The largest economy in the world saw real gross domestic product growth decelerate from 2.6% in the final three months of 2022 to 1.1% in January through March. Economic experts had anticipated that the reading would be 2.0%.

The decline from the fourth quarter was mainly caused by a decline in private inventories and nonresidential fixed investment. The Commerce Department highlighted in a statement that an increase in consumer expenditure partially offset these developments.

The statistics were released at a time when the Federal Reserve had aggressively raised interest rates over the previous year in an effort to tame soaring inflation.

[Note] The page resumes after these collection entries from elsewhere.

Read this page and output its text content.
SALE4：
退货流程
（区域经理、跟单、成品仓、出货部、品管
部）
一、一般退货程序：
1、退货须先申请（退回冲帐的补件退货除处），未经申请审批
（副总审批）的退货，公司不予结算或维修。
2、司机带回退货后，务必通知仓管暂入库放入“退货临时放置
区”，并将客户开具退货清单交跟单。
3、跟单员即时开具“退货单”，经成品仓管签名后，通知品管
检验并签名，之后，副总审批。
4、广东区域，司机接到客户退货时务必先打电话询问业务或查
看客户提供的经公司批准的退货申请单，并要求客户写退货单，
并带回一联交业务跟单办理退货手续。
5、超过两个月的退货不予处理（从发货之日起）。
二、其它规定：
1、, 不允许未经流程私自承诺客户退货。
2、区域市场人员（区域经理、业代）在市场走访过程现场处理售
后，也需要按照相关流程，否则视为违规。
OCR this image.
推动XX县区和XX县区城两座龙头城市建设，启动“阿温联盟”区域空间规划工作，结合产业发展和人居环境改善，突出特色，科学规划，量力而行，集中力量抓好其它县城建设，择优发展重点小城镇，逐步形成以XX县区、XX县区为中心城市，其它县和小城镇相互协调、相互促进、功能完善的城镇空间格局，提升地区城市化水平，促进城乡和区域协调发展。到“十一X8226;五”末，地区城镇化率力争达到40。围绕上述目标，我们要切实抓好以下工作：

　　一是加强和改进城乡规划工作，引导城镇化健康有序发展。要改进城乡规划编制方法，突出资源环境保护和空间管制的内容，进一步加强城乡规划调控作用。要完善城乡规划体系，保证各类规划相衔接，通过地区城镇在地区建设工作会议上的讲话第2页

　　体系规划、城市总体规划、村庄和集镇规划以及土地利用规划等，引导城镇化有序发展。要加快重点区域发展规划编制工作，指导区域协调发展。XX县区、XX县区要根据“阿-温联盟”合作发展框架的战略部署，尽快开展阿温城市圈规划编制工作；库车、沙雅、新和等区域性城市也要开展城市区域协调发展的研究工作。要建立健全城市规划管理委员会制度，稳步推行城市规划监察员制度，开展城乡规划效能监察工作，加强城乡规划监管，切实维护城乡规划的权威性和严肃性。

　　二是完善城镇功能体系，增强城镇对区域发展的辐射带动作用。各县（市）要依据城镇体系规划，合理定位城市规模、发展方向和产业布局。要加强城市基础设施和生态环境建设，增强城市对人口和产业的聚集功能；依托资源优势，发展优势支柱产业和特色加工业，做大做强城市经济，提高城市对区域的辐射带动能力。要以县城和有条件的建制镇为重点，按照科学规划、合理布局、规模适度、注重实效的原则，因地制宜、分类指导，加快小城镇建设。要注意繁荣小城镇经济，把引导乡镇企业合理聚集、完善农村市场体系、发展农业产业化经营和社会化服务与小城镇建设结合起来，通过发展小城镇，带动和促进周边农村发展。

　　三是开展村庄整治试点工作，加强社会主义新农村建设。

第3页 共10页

Next week, the Fed is forecast to raise borrowing costs by another 25 basis points, which would bring the all-important federal funds target to a range of 5% to 5.25%. Officials may be mulling over a subsequent pause in the tightening cycle to give themselves time to examine the impact of last month’s turmoil in the financial services sector.

A sharp dip in shares of regional lender First Republic has stoked fresh worries that the banking tumult may only be in remission, and not yet completely finished. On Wednesday, First Republic, which reported $100 billion in customer withdrawals in March, saw its stock tumble by 29.75%, extending a series of steep declines throughout this week.